Batam, (Mitra7.com) – Kebijakan Menteri Dalam Negeri Tito Karnavian yang mewajibkan Aparatur Sipil Negara (ASN) bekerja dari rumah atau Work From Home (WFH) satu hari dalam sepekan memicu dinamika di tingkat daerah. Instruksi tersebut disebut sebagai bagian dari upaya penataan sistem kerja yang lebih efisien sekaligus mendukung arah kebijakan nasional.

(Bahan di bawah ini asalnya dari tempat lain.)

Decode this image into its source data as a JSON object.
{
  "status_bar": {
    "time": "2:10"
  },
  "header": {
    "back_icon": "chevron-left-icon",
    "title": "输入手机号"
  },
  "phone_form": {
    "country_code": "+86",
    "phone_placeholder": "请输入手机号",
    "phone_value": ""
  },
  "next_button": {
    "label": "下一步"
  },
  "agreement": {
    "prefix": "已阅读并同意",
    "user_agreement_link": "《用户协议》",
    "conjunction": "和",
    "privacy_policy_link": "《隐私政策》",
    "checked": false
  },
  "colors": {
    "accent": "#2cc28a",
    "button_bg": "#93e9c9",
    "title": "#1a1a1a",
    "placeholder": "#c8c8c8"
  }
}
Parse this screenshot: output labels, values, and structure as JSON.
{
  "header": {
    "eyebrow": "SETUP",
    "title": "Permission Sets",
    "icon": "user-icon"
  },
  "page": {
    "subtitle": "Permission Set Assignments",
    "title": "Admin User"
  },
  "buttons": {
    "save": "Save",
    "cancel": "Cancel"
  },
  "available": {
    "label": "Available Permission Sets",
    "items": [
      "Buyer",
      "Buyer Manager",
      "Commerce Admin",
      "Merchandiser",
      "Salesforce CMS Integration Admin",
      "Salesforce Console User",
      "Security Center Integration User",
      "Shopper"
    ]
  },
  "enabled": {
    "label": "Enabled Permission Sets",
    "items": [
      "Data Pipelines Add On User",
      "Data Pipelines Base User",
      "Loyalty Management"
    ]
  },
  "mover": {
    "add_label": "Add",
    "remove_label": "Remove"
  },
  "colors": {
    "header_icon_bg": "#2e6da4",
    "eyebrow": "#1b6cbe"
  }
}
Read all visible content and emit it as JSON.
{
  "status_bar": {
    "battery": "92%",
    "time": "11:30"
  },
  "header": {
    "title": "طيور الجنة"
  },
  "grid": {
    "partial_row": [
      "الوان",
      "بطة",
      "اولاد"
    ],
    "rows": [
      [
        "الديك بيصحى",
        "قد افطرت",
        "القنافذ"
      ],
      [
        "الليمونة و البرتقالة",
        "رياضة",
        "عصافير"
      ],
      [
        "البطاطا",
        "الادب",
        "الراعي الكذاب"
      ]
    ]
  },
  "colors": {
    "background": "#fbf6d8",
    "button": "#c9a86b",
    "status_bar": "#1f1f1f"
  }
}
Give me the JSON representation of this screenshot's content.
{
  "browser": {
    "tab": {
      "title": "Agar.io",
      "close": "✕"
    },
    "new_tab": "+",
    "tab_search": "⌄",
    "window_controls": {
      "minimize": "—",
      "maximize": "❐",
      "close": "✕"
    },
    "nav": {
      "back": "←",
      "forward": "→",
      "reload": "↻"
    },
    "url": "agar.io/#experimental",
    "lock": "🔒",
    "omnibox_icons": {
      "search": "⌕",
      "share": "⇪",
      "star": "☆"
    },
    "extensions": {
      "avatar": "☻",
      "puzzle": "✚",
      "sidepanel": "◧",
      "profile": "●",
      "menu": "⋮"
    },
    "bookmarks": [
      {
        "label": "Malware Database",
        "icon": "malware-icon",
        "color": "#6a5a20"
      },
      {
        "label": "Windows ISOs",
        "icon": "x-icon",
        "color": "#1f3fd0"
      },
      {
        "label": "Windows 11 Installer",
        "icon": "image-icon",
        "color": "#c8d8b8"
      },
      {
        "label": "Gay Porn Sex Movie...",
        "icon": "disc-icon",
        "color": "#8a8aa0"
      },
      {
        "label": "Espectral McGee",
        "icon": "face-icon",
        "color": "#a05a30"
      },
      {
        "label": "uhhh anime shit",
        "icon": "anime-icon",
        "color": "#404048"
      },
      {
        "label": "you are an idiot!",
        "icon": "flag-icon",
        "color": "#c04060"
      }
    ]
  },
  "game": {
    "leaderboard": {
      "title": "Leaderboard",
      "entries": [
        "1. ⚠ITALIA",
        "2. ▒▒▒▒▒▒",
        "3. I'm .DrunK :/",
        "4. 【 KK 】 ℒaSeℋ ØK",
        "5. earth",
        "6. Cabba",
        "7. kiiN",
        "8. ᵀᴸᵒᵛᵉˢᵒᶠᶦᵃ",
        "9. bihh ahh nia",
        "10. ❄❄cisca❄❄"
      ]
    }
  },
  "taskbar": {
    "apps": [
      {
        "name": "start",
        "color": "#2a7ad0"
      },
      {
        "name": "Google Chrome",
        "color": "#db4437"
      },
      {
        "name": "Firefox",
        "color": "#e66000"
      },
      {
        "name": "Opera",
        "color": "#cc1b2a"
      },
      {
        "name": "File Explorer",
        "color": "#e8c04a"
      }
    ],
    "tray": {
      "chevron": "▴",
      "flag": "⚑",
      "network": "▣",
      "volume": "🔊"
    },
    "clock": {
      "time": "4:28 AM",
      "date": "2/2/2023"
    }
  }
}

Namun, implementasi kebijakan ini tidak berjalan mulus di semua daerah. Pemerintah Kota Batam menjadi salah satu yang menyatakan belum akan menerapkan kebijakan tersebut dalam waktu dekat.
Wali Kota Batam, Amsakar Achmad, secara terbuka menyampaikan bahwa pihaknya masih mempertimbangkan aspek efisiensi sebelum mengambil keputusan. Menurutnya, kebijakan WFH perlu dibuktikan terlebih dahulu dampak nyatanya terhadap penghematan anggaran daerah.
“Kalau tidak efisien, tidak ada gunanya,” ujar Amsakar.
Ia menilai, penerapan WFH tanpa diiringi penyesuaian pada komponen biaya operasional, seperti listrik perkantoran maupun penggunaan bahan bakar, berpotensi tidak memberikan manfaat signifikan. Oleh karena itu, Pemko Batam memilih mempertahankan pola kerja konvensional sambil melakukan kajian internal.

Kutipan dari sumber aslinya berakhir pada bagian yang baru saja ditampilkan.